Еще какая-то женщина ухватила сзади между ног — Уайксс застонал от возбуждения, рухнул животом на крышку стола всю в черных мелких брызгах-крапинках.
Волосатый гигант щелкнул чем-то на наконечнике своего орудия — оттуда вырвался луч — тонкий как нить, длиною с ладонь, ярко-рубиновый, очень красивый…
Уайксс почувствовал, как ему расправляют крылья.
— Не дергайся, — проворчал волосатый великан с размытым, словно пустым лицом. — Иль неровно выйдет…
Больно не было. Почти не было. В нос с новой силой ударил запах паленого. Потом Уайксс почувствовал странную легкость слева, бореда перехватили за руку, еще чуть-чуть придержали.
Когда правое крыло отделилось, перья скользнули по руке Уайксса — он навсегда запомнил ту последнюю упругую легкую нежность…
В Трапезном зале никого не было. Из стоящих на ногах никого — и Уайксс чувствовал себя странно. Зато пол шевелился, стонал и вскрикивал — сотни обессиленных Равных все еще ерзали и извивались, пытаясь наслаждаться на каменных плитах, покрытых обрывками одежд, обломках лож и столов. И барахтались на небывалой белоснежной постели. Равные черви среди равных червей.
Уайксс пошатывался, пытаясь устоять на ногах — его все время тянуло вперед. Трудно стоять, когда весь мир упоенно копошиться на полу. Мохнатый гигант со своим странным лучом исчез, жреца Ронхаба тоже не было. Царь Дорасеас-Боре окончательно затерялся среди блаженных червей. И невеста Аглеа была где-то там. Все были там. Даже большая рыбная бабища.
Нет, кто-то еще оставался на ногах. Ваха-с-Вершин косолапо топтался у ларца, покосившегося, но чудом не упавшего со священного камня. Поддевал своим оружием крышку — ларец, хранящий царский венец истинных внуков Борея никак не поддавался. Наконец, серебряная крышка заскрипела…
В дверях Уайксс попытался нагнуться и поднять чей-то хитон — и чуть не врезался лицом в пол.
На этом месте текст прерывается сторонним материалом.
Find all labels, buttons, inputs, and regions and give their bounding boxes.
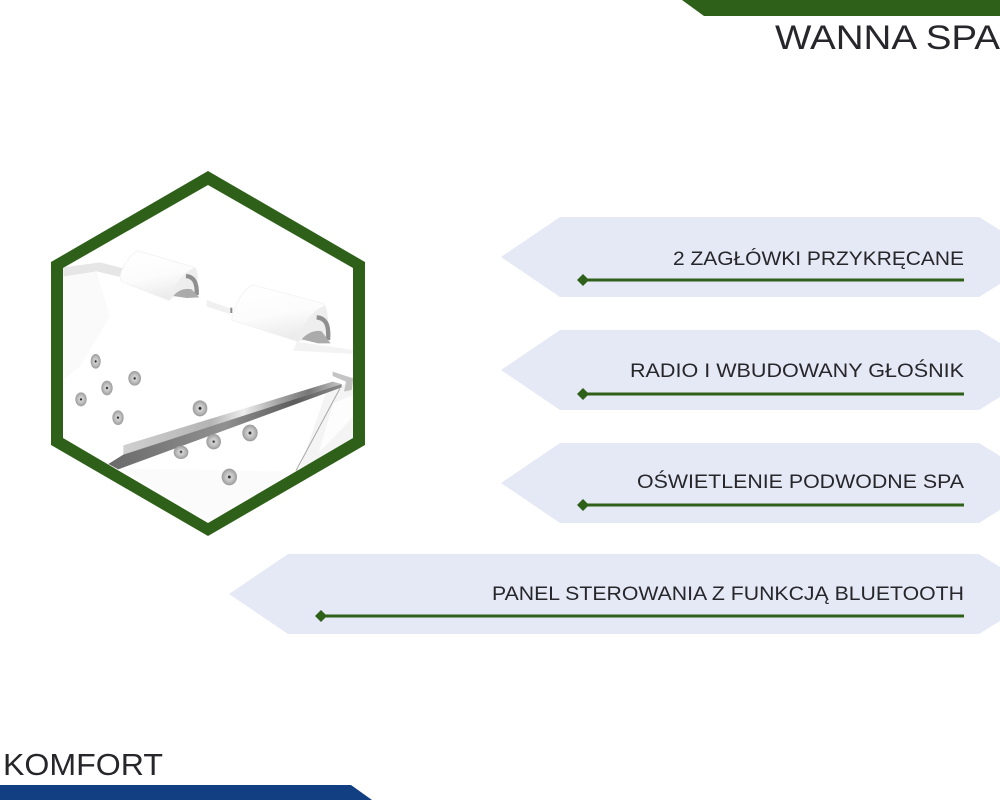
feature banner 3 <box>501 443 1000 523</box>
chrome bar <box>123 382 342 455</box>
pointer line 4 <box>315 610 964 622</box>
hexagon frame <box>51 171 365 536</box>
feature banner 4 <box>229 554 1000 634</box>
feature banner 2 <box>501 330 1000 410</box>
title: WANNA SPA: WANNA SPA <box>775 19 1000 57</box>
pointer line 3 <box>577 499 964 511</box>
bottom blue banner <box>0 785 372 800</box>
hexagon photo: spa bathtub <box>51 170 365 536</box>
label 4: PANEL STEROWANIA Z FUNKCJĄ BLUETOOTH <box>492 583 964 605</box>
pointer line 2 <box>577 388 964 400</box>
label 1: 2 ZAGŁÓWKI PRZYKRĘCANE <box>673 247 964 270</box>
feature banner 1 <box>501 217 1000 297</box>
photo of bathtub with headrests and jets <box>64 250 353 486</box>
pointer line 1 <box>577 274 964 286</box>
heading: KOMFORT: KOMFORT <box>3 747 163 782</box>
top green banner <box>682 0 1000 16</box>
label 3: OŚWIETLENIE PODWODNE SPA <box>637 469 964 493</box>
label 2: RADIO I WBUDOWANY GŁOŚNIK <box>630 358 964 382</box>
headrest 2 <box>232 285 325 342</box>
headrest 1 <box>120 251 195 301</box>
water jets <box>75 354 258 485</box>
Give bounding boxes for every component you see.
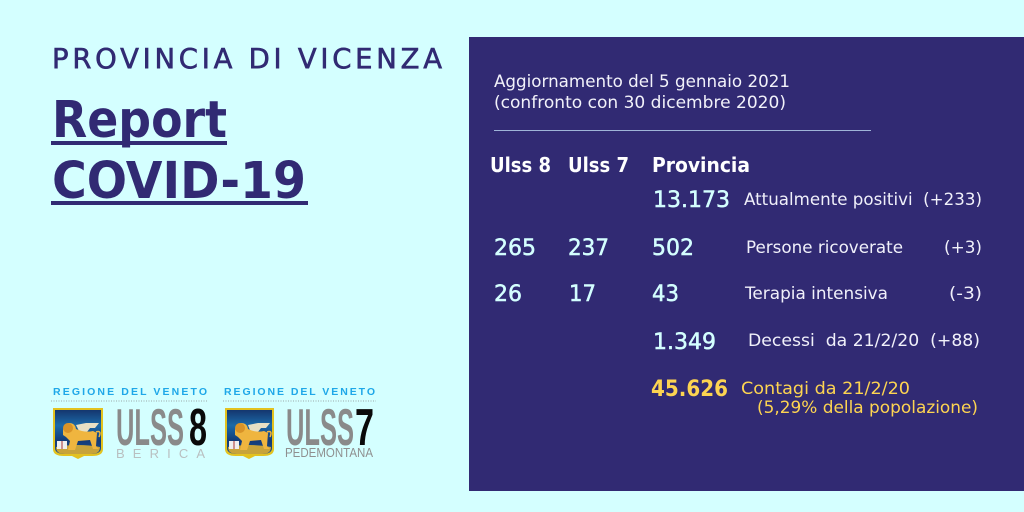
text: update date	[494, 72, 790, 113]
logo: ulss 8 berica	[51, 386, 208, 461]
column headers	[490, 153, 750, 177]
row: persone ricoverate: (+3)	[944, 238, 982, 258]
icon: lion shield	[53, 408, 103, 459]
logo: ulss 8 berica: ULSS	[116, 399, 184, 457]
row: terapia intensiva: 17	[569, 282, 596, 307]
text: update date: Aggiornamento del 5 gennaio 2021	[494, 72, 790, 92]
text: update date: (confronto con 30 dicembre 2020)	[494, 93, 786, 113]
row: persone ricoverate: 265	[494, 236, 536, 261]
title: report covid-19	[51, 91, 308, 211]
column headers: Ulss 7	[568, 153, 629, 177]
row: terapia intensiva: Terapia intensiva	[744, 284, 888, 304]
row: contagi: Contagi da 21/2/20	[741, 379, 910, 399]
row: attualmente positivi	[653, 188, 982, 213]
row: persone ricoverate: 237	[568, 236, 609, 261]
title: report covid-19: COVID-19	[52, 152, 306, 211]
row: decessi: 1.349	[653, 330, 716, 355]
row: decessi: Decessi da 21/2/20 (+88)	[748, 331, 980, 351]
column headers: Ulss 8	[490, 153, 551, 177]
heading: provincia di vicenza: PROVINCIA DI VICENZA	[52, 43, 442, 75]
row: decessi	[653, 330, 980, 355]
row: terapia intensiva: 26	[494, 282, 522, 307]
logo: ulss 8 berica: 8	[189, 399, 207, 457]
row: persone ricoverate: 502	[652, 236, 694, 261]
logo: ulss 7 pedemontana: REGIONE DEL VENETO	[224, 386, 375, 398]
logo: ulss 7 pedemontana: ULSS	[286, 399, 354, 457]
logo: ulss 8 berica: REGIONE DEL VENETO	[53, 386, 207, 398]
row: persone ricoverate: Persone ricoverate	[746, 238, 903, 258]
logo: ulss 7 pedemontana: 7	[355, 399, 374, 457]
title: report covid-19: Report	[52, 91, 227, 150]
row: terapia intensiva	[494, 282, 982, 307]
logo: ulss 7 pedemontana	[223, 386, 376, 460]
row: contagi: (5,29% della popolazione)	[757, 398, 978, 418]
column headers: Provincia	[652, 153, 750, 177]
row: attualmente positivi: Attualmente positivi (+233)	[744, 190, 982, 210]
row: persone ricoverate	[494, 236, 982, 261]
panel: data	[469, 37, 1024, 491]
row: terapia intensiva: (-3)	[949, 284, 982, 304]
row: contagi: 45.626	[651, 377, 728, 402]
row: contagi	[651, 377, 978, 418]
icon: lion shield	[225, 408, 274, 459]
row: attualmente positivi: 13.173	[653, 188, 730, 213]
logo: ulss 7 pedemontana: PEDEMONTANA	[285, 445, 373, 460]
row: terapia intensiva: 43	[652, 282, 679, 307]
logo: ulss 8 berica: BERICA	[116, 446, 205, 461]
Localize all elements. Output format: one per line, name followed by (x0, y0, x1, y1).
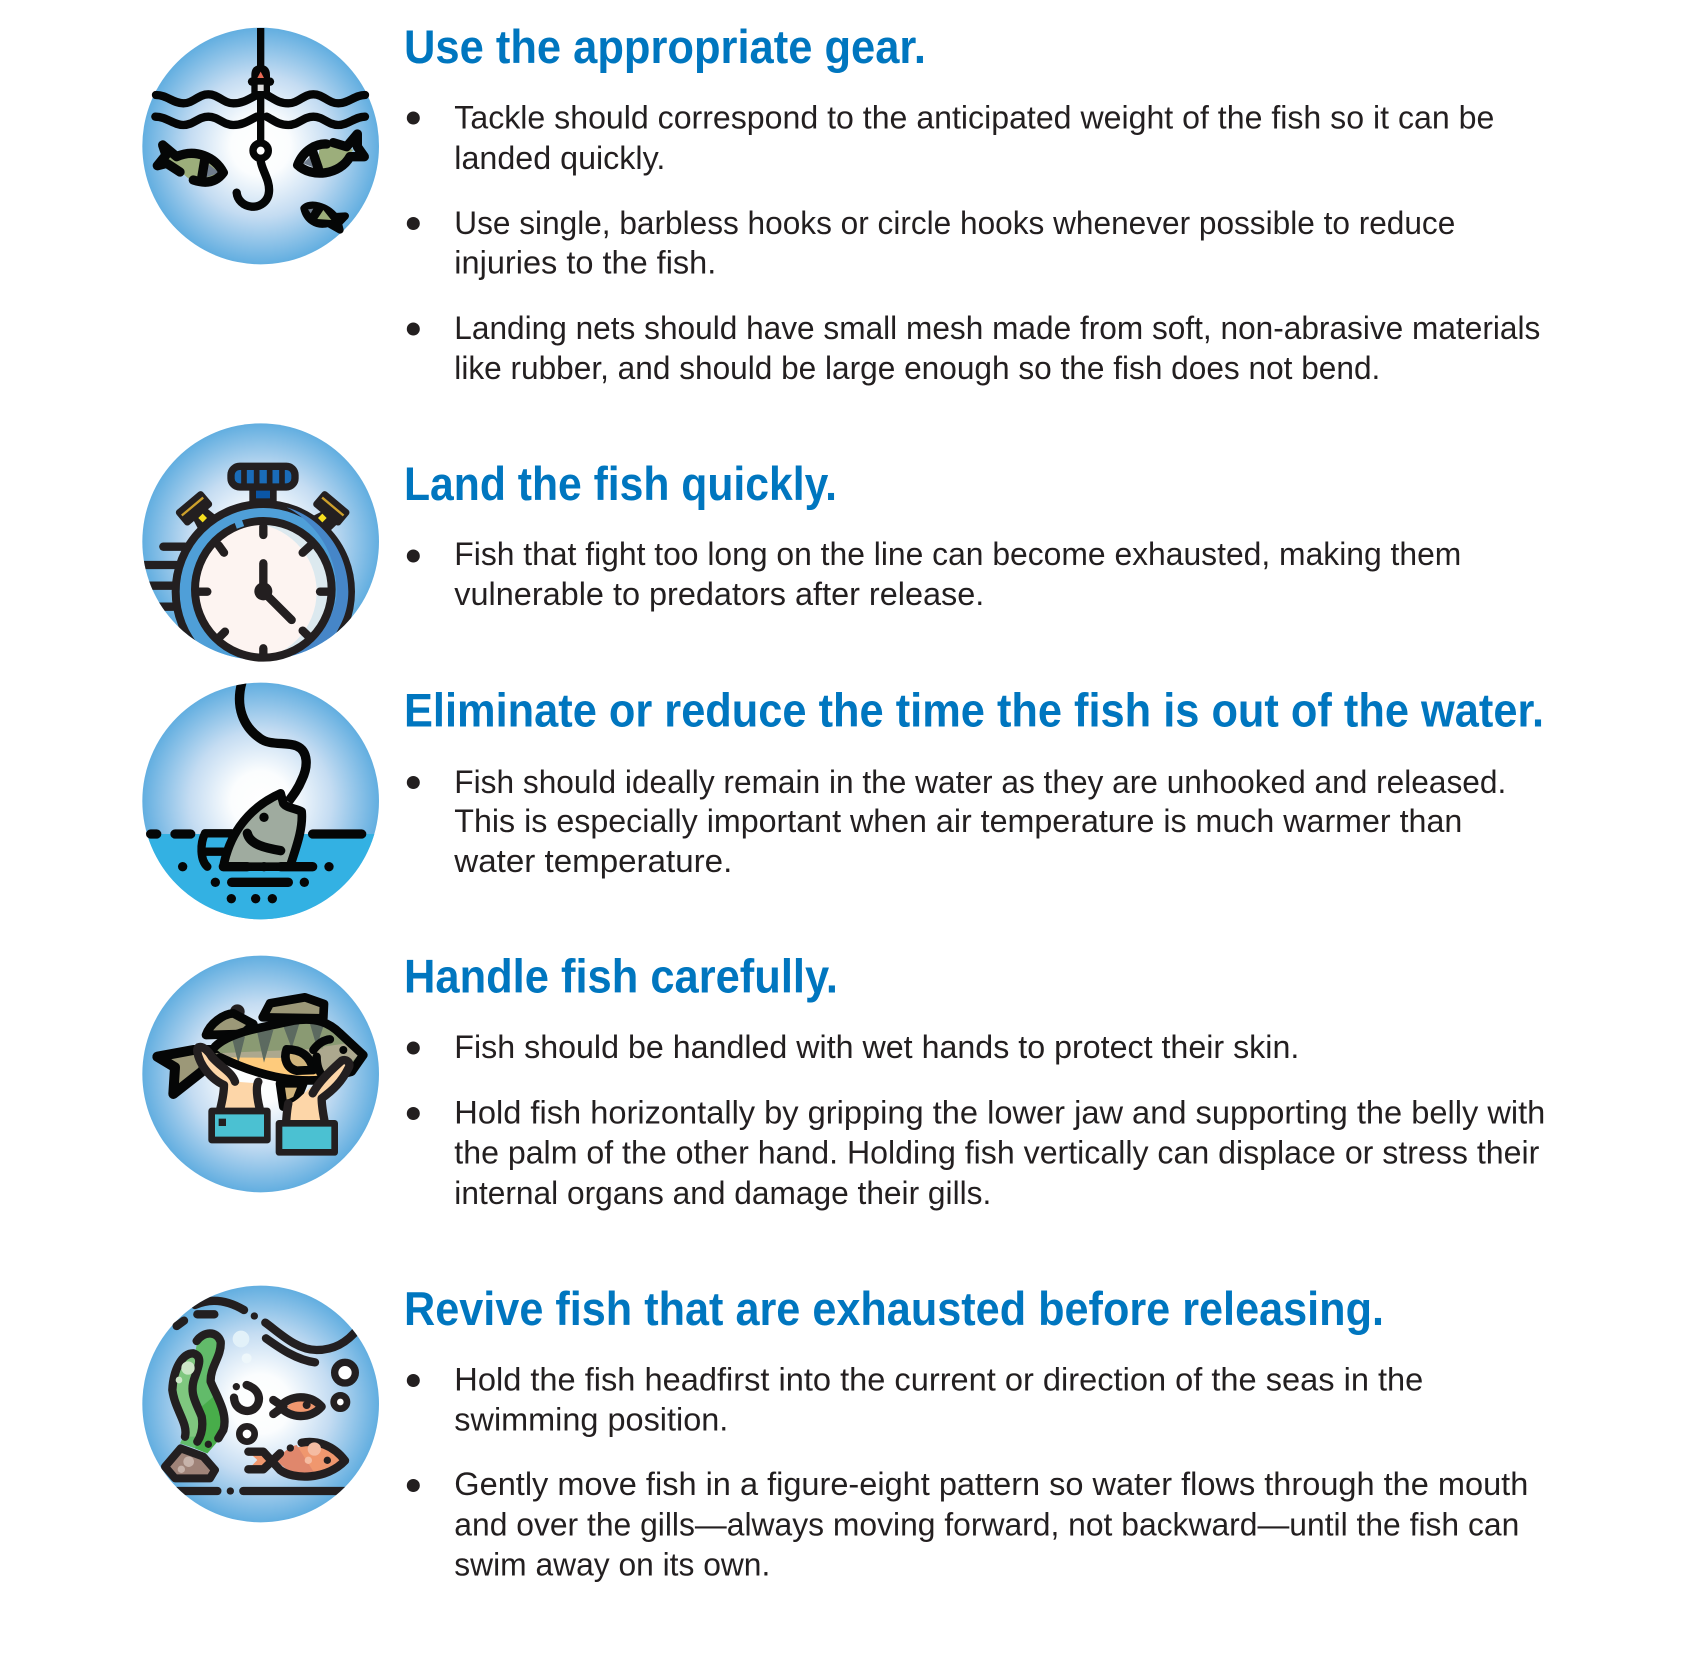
panel: handle fish carefully (142, 950, 1545, 1211)
heading: Use the appropriate gear. (404, 20, 926, 73)
bullet list: Fish should be handled with wet hands to protect their skin. (454, 1029, 1299, 1065)
icon: hooked fish at water surface (140, 682, 380, 924)
bullet list: vulnerable to predators after release. (454, 576, 984, 612)
bullet list: the palm of the other hand. Holding fish vertically can displace or stress their (454, 1134, 1540, 1170)
bullet list: Fish that fight too long on the line can become exhausted, making them (454, 536, 1461, 572)
bullet list: landed quickly. (454, 140, 665, 176)
bullet list (407, 764, 1506, 879)
bullet list (407, 100, 1540, 386)
bullet list: water temperature. (453, 843, 732, 879)
panel: revive exhausted fish (140, 1282, 1528, 1582)
bullet list: like rubber, and should be large enough so the fish does not bend. (454, 350, 1380, 386)
bullet list: internal organs and damage their gills. (454, 1175, 991, 1211)
icon: hands holding fish (142, 956, 379, 1192)
bullet list (407, 1029, 1545, 1211)
bullet list: Hold the fish headfirst into the current or direction of the seas in the (454, 1362, 1423, 1398)
panel: use the appropriate gear (142, 20, 1540, 386)
bullet list: This is especially important when air temperature is much warmer than (454, 803, 1462, 839)
bullet list: and over the gills—always moving forward, not backward—until the fish can (454, 1506, 1519, 1542)
bullet list: swimming position. (454, 1402, 728, 1438)
icon: stopwatch (140, 423, 379, 679)
bullet list: injuries to the fish. (454, 244, 716, 280)
heading: Eliminate or reduce the time the fish is out of the water. (404, 684, 1544, 736)
bullet list: Use single, barbless hooks or circle hooks whenever possible to reduce (454, 205, 1455, 241)
bullet list: Gently move fish in a figure-eight pattern so water flows through the mouth (454, 1466, 1528, 1502)
bullet list: Fish should ideally remain in the water as they are unhooked and released. (454, 764, 1506, 800)
icon: fish and seaweed underwater (140, 1286, 387, 1522)
bullet list (407, 1362, 1528, 1582)
heading: Land the fish quickly. (404, 457, 837, 510)
bullet list: Tackle should correspond to the anticipated weight of the fish so it can be (454, 100, 1494, 136)
bullet list: Landing nets should have small mesh made from soft, non-abrasive materials (454, 310, 1540, 346)
icon: hook and fish (142, 28, 379, 264)
panel: land the fish quickly (140, 423, 1461, 679)
bullet list (407, 536, 1461, 612)
panel: reduce time out of water (140, 682, 1544, 924)
bullet list: Hold fish horizontally by gripping the lower jaw and supporting the belly with (454, 1094, 1545, 1130)
heading: Revive fish that are exhausted before releasing. (404, 1282, 1384, 1335)
bullet list: swim away on its own. (454, 1546, 770, 1582)
heading: Handle fish carefully. (404, 950, 838, 1002)
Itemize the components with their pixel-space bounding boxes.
Нужно привыкнуть быть равным и легким.
Хитон оказался не хитоном, а городской рубашкой. Чувствуя себя дико, Уайксс накинул на себя примитивную одежду горожан — ничего не мешало. Заскрипев зубами, новый равный, хотел вознести мольбу матери Орифии, но зачем? Ведь выжившая из ума старуха сегодня предала внуков богов. Ха, совсем некому молиться легчайшему из боредов.
Уайксс свернул к Верхней стене и опомнился, уже почти подойдя к низким зубцам. Куда? Упасть вниз неуклюжим опозоренным камнем? Будь прокляты боги, все, сколько их есть в мире! Дохлые, вонючие, проклятые боги!